El requisito se implementará primero en pequeños grupos de usuarios antes de que GitHub lo escale a más personas a medida que avanza el año. El objetivo es hacer que el requisito 2FA sea obligatorio para todos los usuarios antes de finales de 2023.

“Si se selecciona su cuenta para la inscripción, se le notificará por correo electrónico y verá un banner en GitHub.com que le pedirá que se inscriba”, escribió la compañía en una publicación de blog.(Se abre en una nueva ventana) el jueves. «Tendrá 45 días para configurar 2FA en su cuenta; antes de esa fecha, nada cambiará sobre el uso de GitHub, excepto los recordatorios».

Aviso de GitHub 2FA (Crédito: GitHub)

GitHub anunció originalmente el requisito 2FA el año pasado, citando la amenaza de que los piratas informáticos ataquen la cadena de suministro de software. GitHub, propiedad de Microsoft, es mejor conocido como una plataforma de depósito de código, donde los desarrolladores pueden publicar y contribuir a proyectos de software de código abierto e integrarlos en sus propios productos.

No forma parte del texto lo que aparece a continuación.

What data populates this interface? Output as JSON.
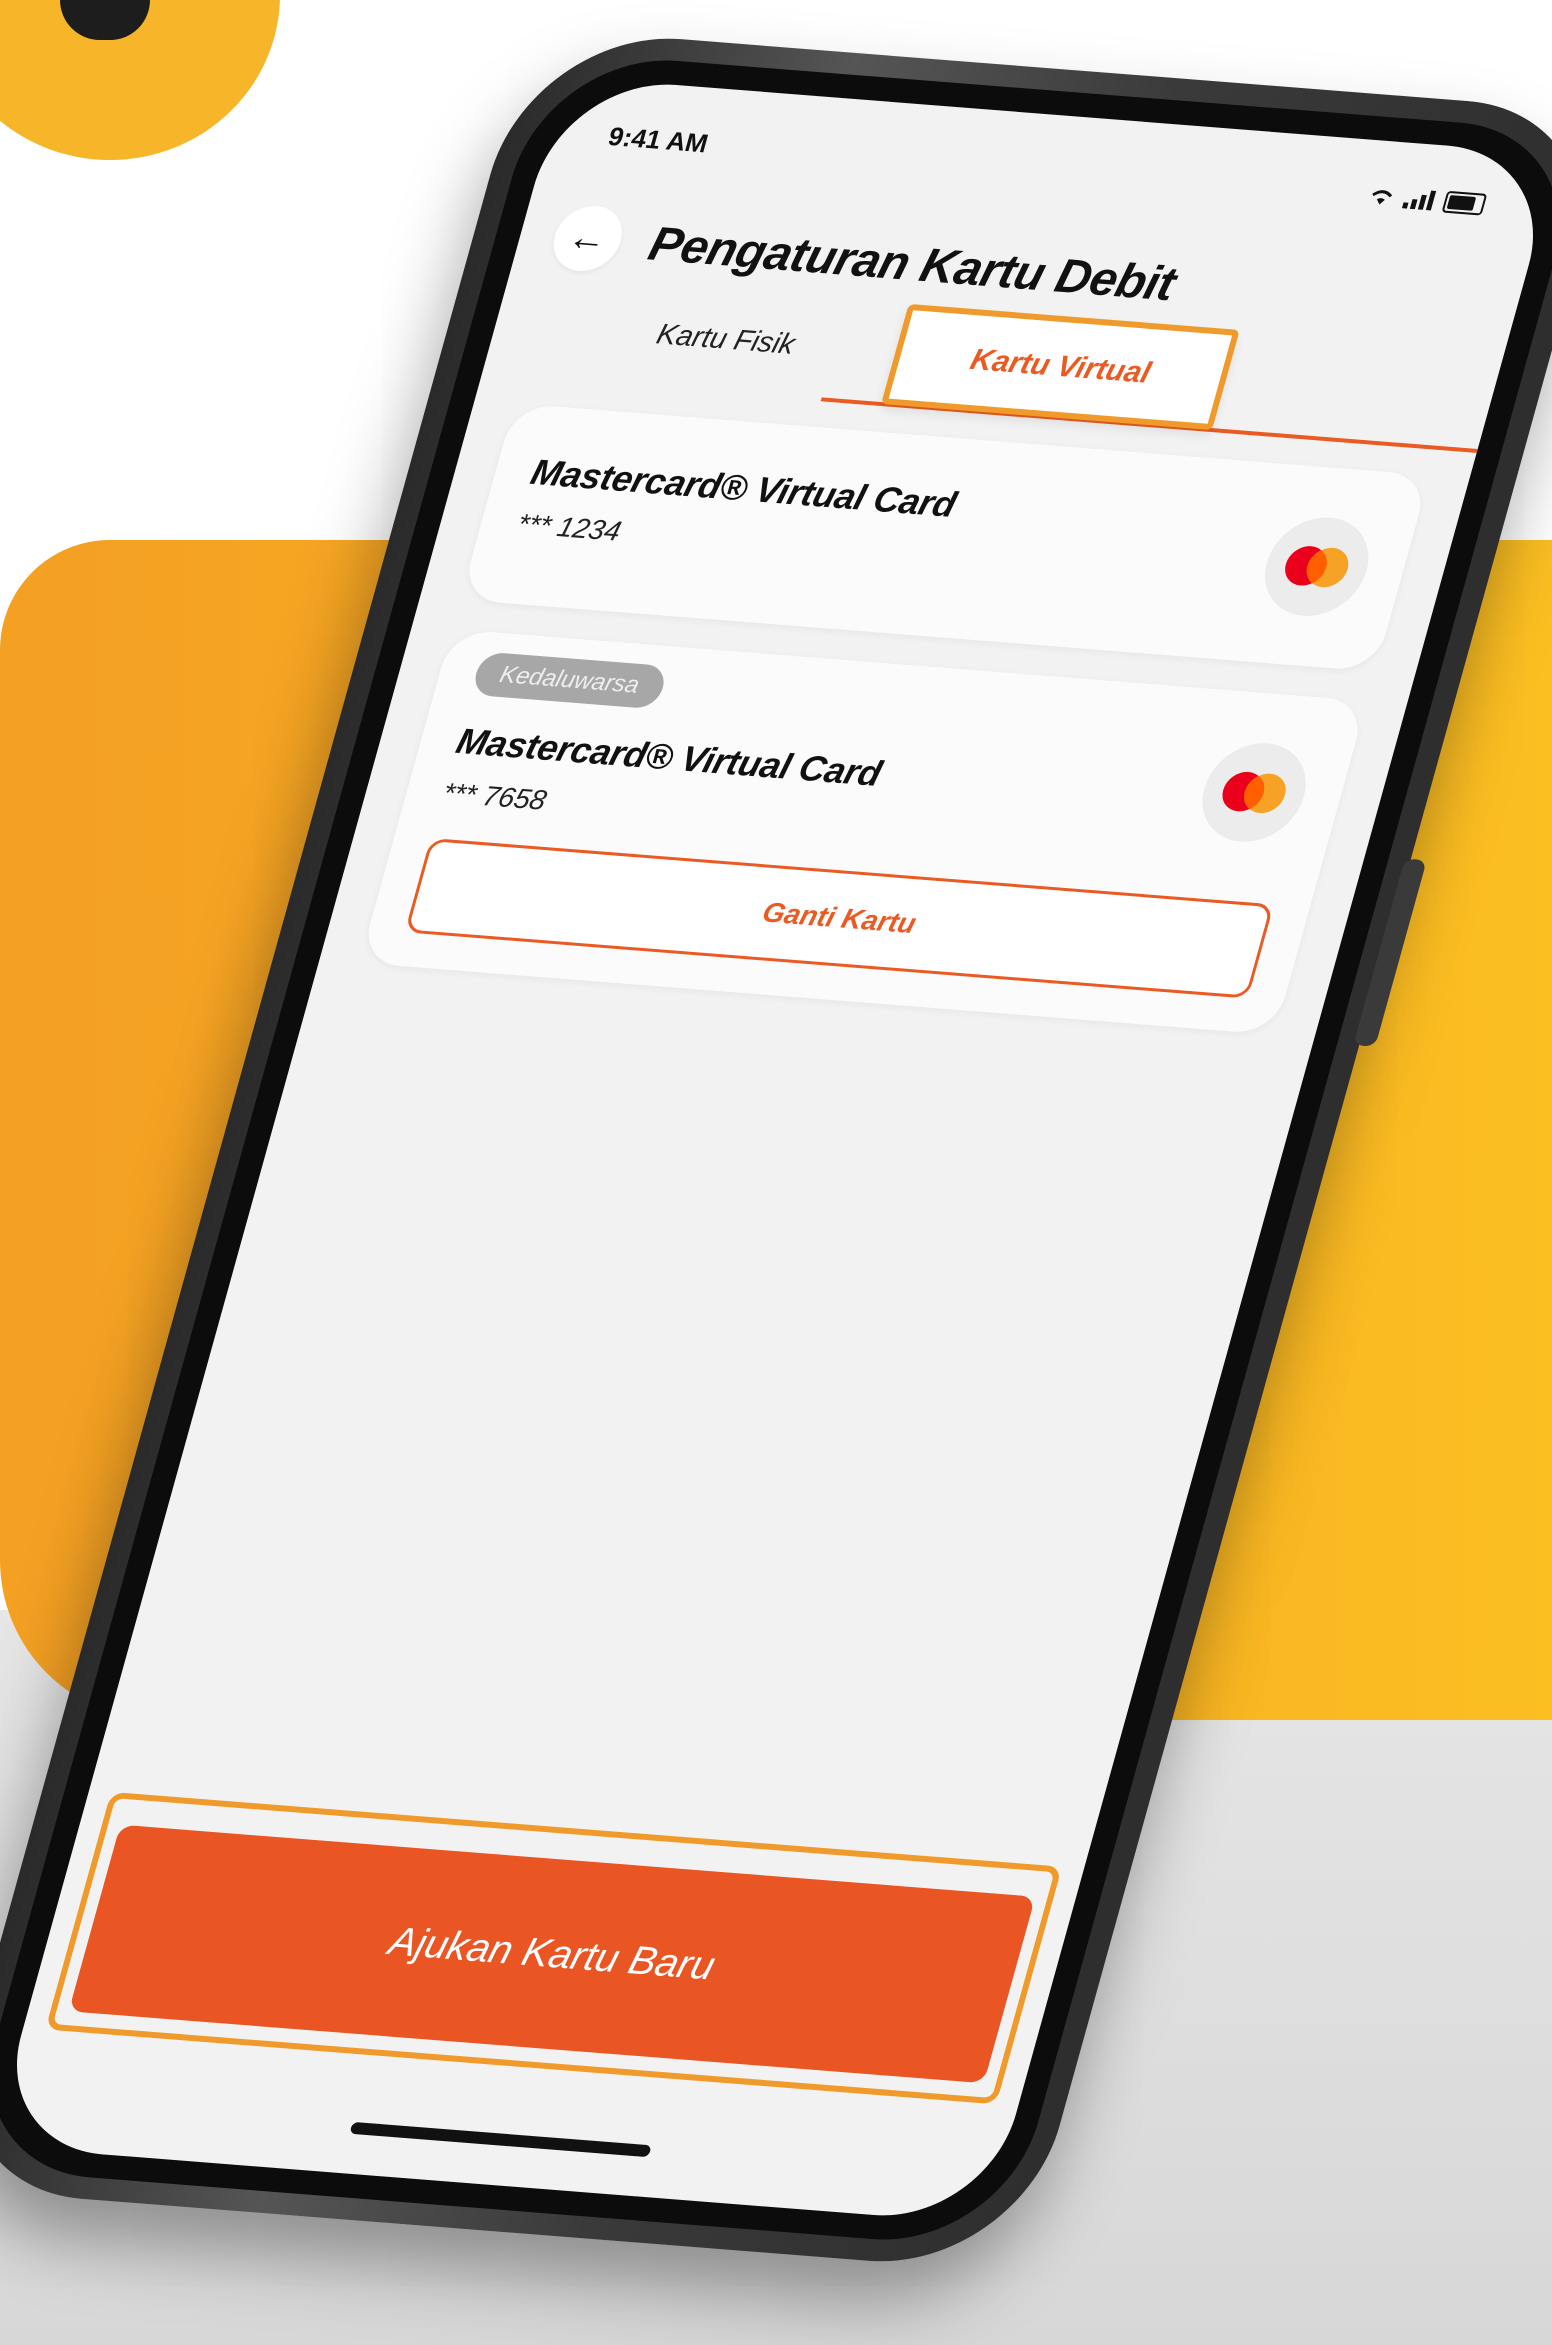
{
  "status": {
    "time": "9:41 AM",
    "signal_glyph": "•••"
  },
  "header": {
    "back_glyph": "←",
    "title": "Pengaturan Kartu Debit"
  },
  "tabs": [
    {
      "label": "Kartu Fisik",
      "active": false
    },
    {
      "label": "Kartu Virtual",
      "active": true
    }
  ],
  "cards": [
    {
      "name": "Mastercard® Virtual Card",
      "number": "*** 1234",
      "badge": "",
      "icon": "mastercard-logo"
    },
    {
      "name": "Mastercard® Virtual Card",
      "number": "*** 7658",
      "badge": "Kedaluwarsa",
      "action_label": "Ganti Kartu",
      "icon": "mastercard-logo"
    }
  ],
  "cta": {
    "label": "Ajukan Kartu Baru"
  },
  "colors": {
    "accent": "#ea5524",
    "highlight": "#f19a2c",
    "background_panel": "#f4a023",
    "screen": "#f2f2f2"
  }
}
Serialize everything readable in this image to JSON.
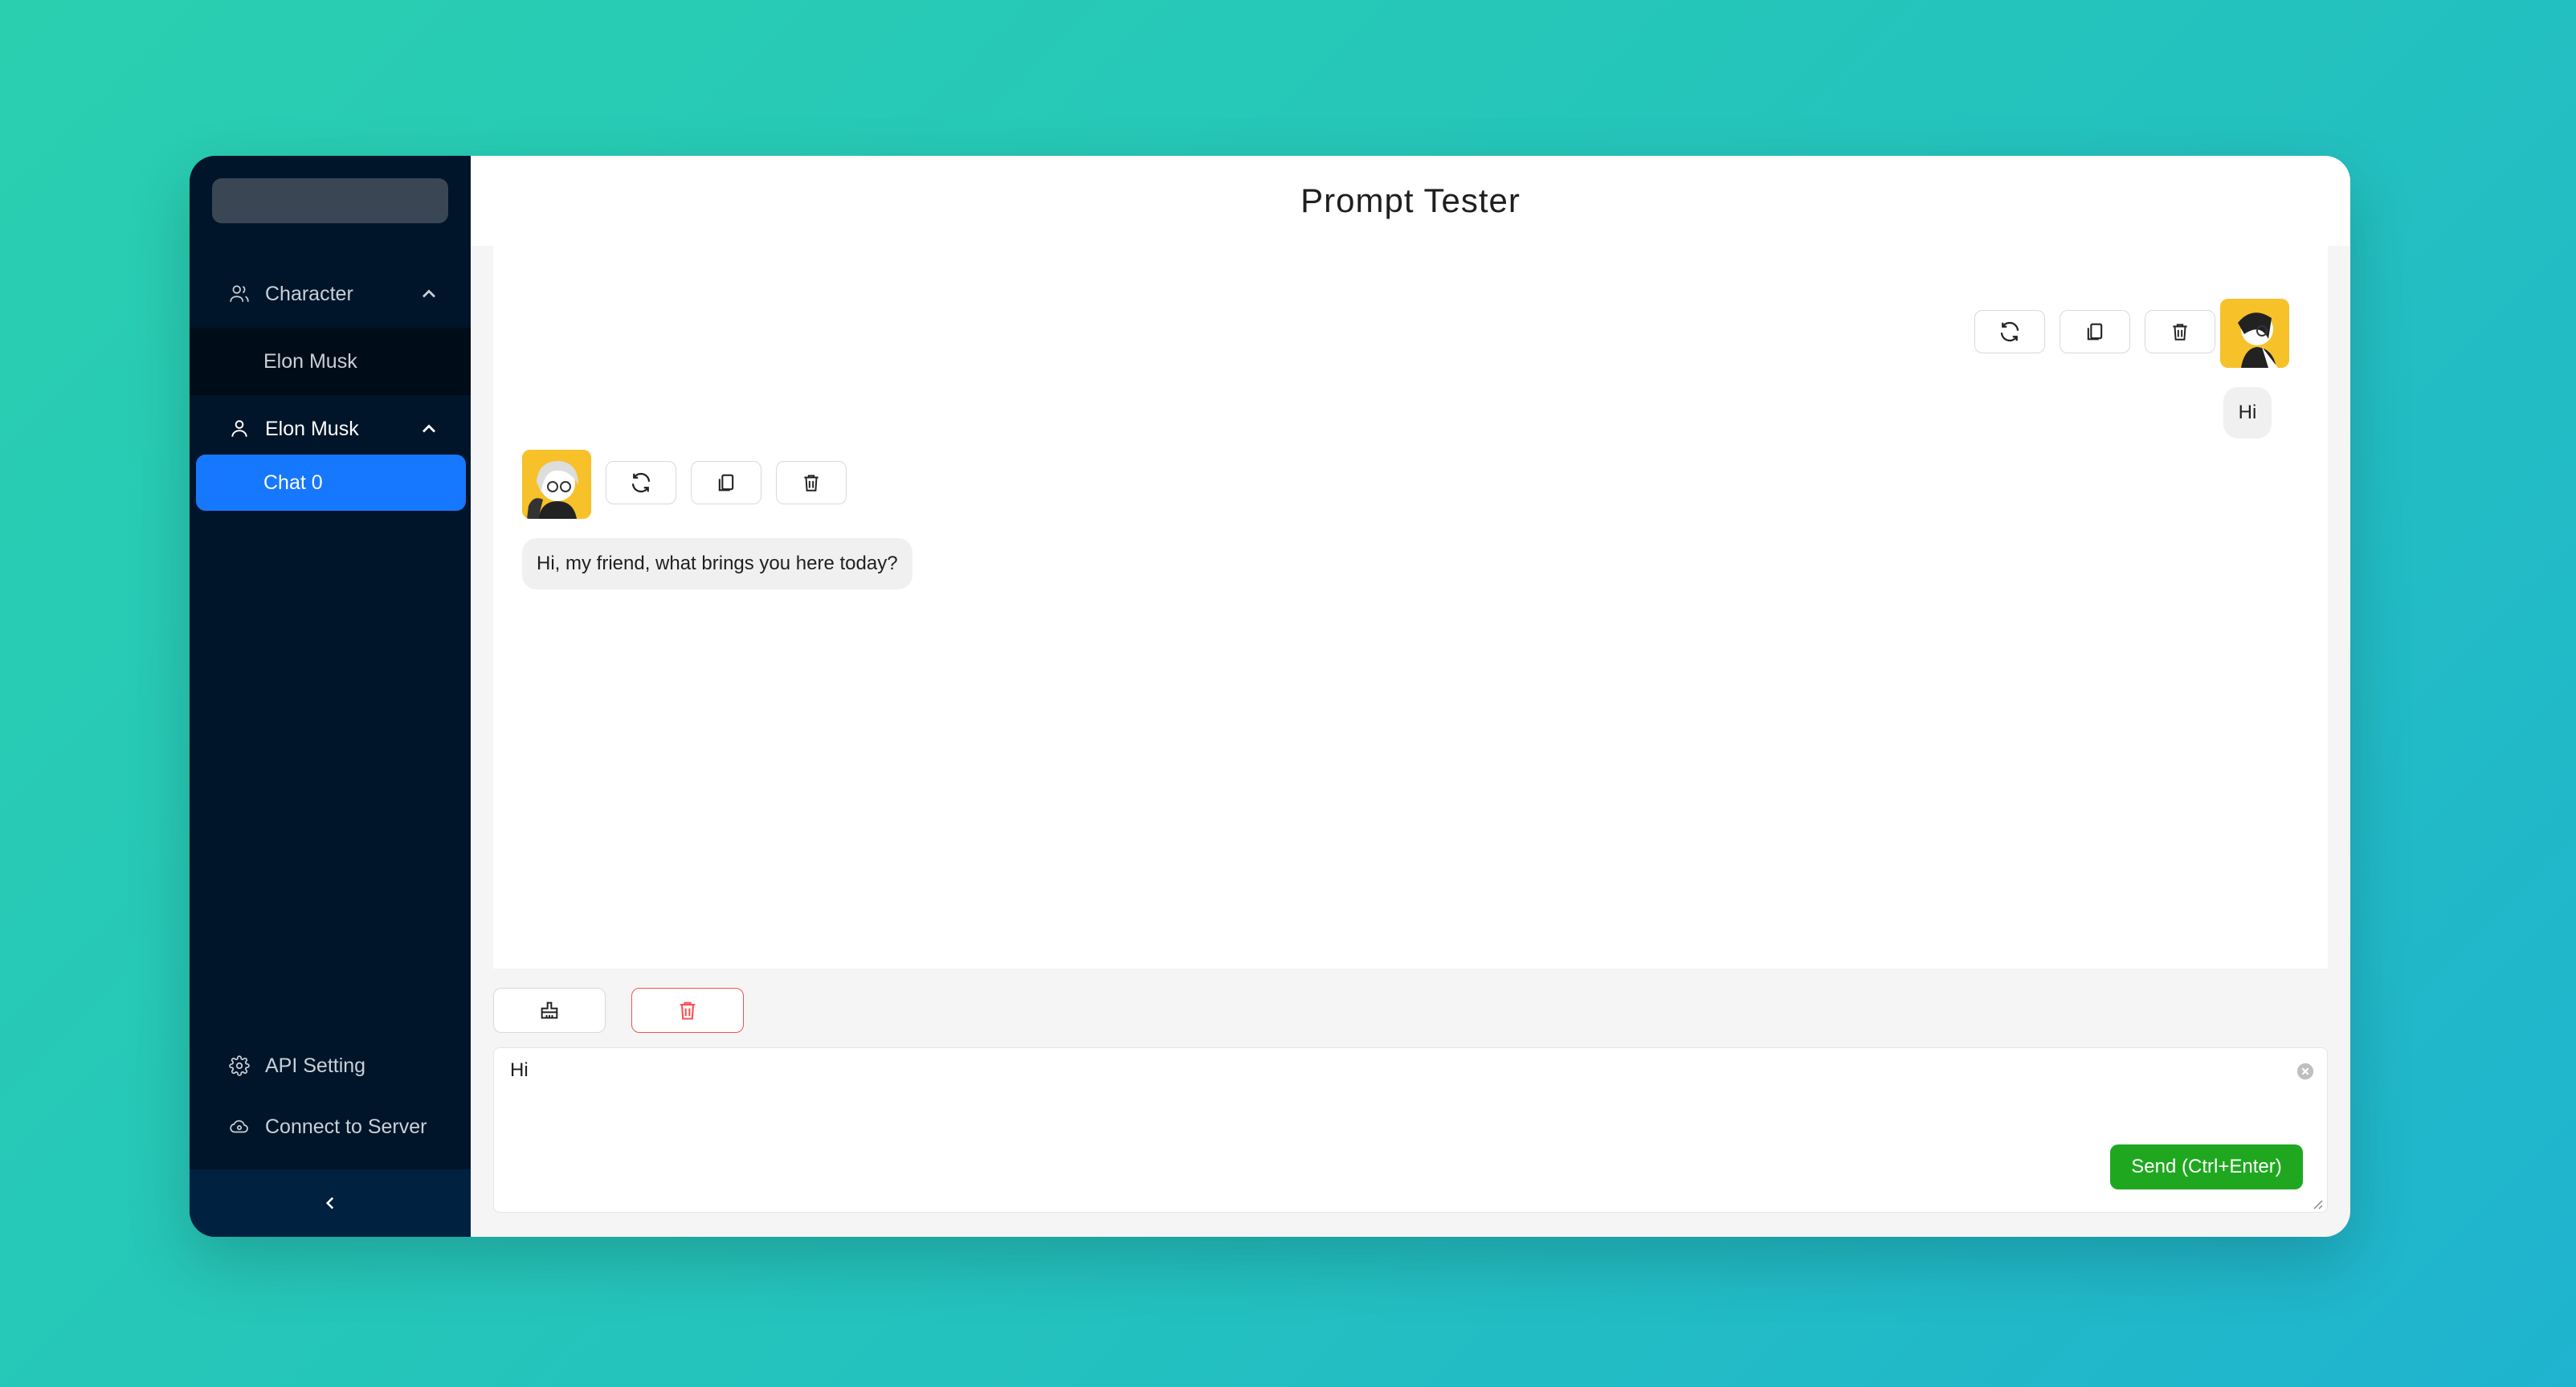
{
  "app": {
    "title": "Prompt Tester"
  },
  "sidebar": {
    "groups": [
      {
        "label": "Character",
        "icon": "users-icon",
        "expanded": true,
        "items": [
          {
            "label": "Elon Musk"
          }
        ]
      },
      {
        "label": "Elon Musk",
        "icon": "user-icon",
        "expanded": true,
        "items": [
          {
            "label": "Chat 0",
            "selected": true
          }
        ]
      }
    ],
    "bottom": [
      {
        "label": "API Setting",
        "icon": "gear-icon"
      },
      {
        "label": "Connect to Server",
        "icon": "cloud-icon"
      }
    ],
    "collapse_icon": "chevron-left-icon"
  },
  "chat": {
    "messages": [
      {
        "role": "user",
        "text": "Hi"
      },
      {
        "role": "assistant",
        "text": "Hi, my friend, what brings you here today?"
      }
    ],
    "message_actions": [
      "refresh-icon",
      "copy-icon",
      "delete-icon"
    ]
  },
  "composer": {
    "value": "Hi",
    "send_label": "Send (Ctrl+Enter)",
    "toolbar": [
      "broom-icon",
      "delete-icon"
    ]
  },
  "colors": {
    "sidebar_bg": "#001529",
    "selected_item": "#1677ff",
    "send_button": "#1fa81f",
    "danger": "#ff4d4f"
  }
}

Desde entonces, GitHub ha atraído a más de 100 millones de desarrolladores en todo el mundo. Pero la plataforma es un blanco propicio para el abuso. Por ejemplo, un pirata informático podría alterar un proyecto de codificación popular en GitHub y hacer que cargue malware en secreto en una computadora. Los desarrolladores de software podrían, sin darse cuenta, hacer que el código malicioso se propague incorporándolo a sus propios productos.

Además, un pirata informático podría entrar en la cuenta de un desarrollador de GitHub para robar código en software propietario. “Las cuentas de los desarrolladores son objetivos frecuentes para la ingeniería social y la apropiación de cuentas, y proteger a los desarrolladores de este tipo de ataques es el primer paso y el más crítico para asegurar la cadena de suministro”, escribió Mike Hanley, director de seguridad de GitHub.(Se abre en una nueva ventana) En Mayo.

2FA (también conocido como autenticación multifactor) puede obstaculizar a los piratas informáticos, ya que obliga a cualquiera que inicie sesión en una cuenta a proporcionar tanto la contraseña correcta como un código de acceso único generado en el teléfono del titular de la cuenta original. Esto puede hacer que sea más difícil, pero no imposible, que un atacante ingrese.

Usuarios de GitHub que buscan activar el 2FA(Se abre en una nueva ventana) antes del 13 de marzo pueden ir a la configuración de su cuenta. La plataforma ofrece 2FA a través de una aplicación de autenticación, una clave de seguridad y por SMS, aunque GitHub recomienda encarecidamente a los usuarios que abandonen la opción de SMS. A lo largo de los años, los piratas informáticos han demostrado que pueden robar el código de acceso único generado por SMS al realizar ataques de intercambio de SIM en el número de teléfono de la víctima. Si lo hace, puede permitir que un hacker intercepte llamadas telefónicas y mensajes SMS enviados al dispositivo.

Aún así, GitHub decidió mantener el 2FA basado en SMS como una opción para los usuarios preocupados por el bloqueo de sus cuentas. La plataforma agregó: “Ahora puede tener una aplicación de autenticación (TOTP) y un número de SMS(Se abre en una nueva ventana) registrado en su cuenta al mismo tiempo. Si bien recomendamos usar claves de seguridad y su aplicación TOTP a través de SMS, permitir ambos al mismo tiempo ayuda a reducir el bloqueo de la cuenta al proporcionar otra opción 2FA accesible y comprensible que los desarrolladores pueden habilitar”.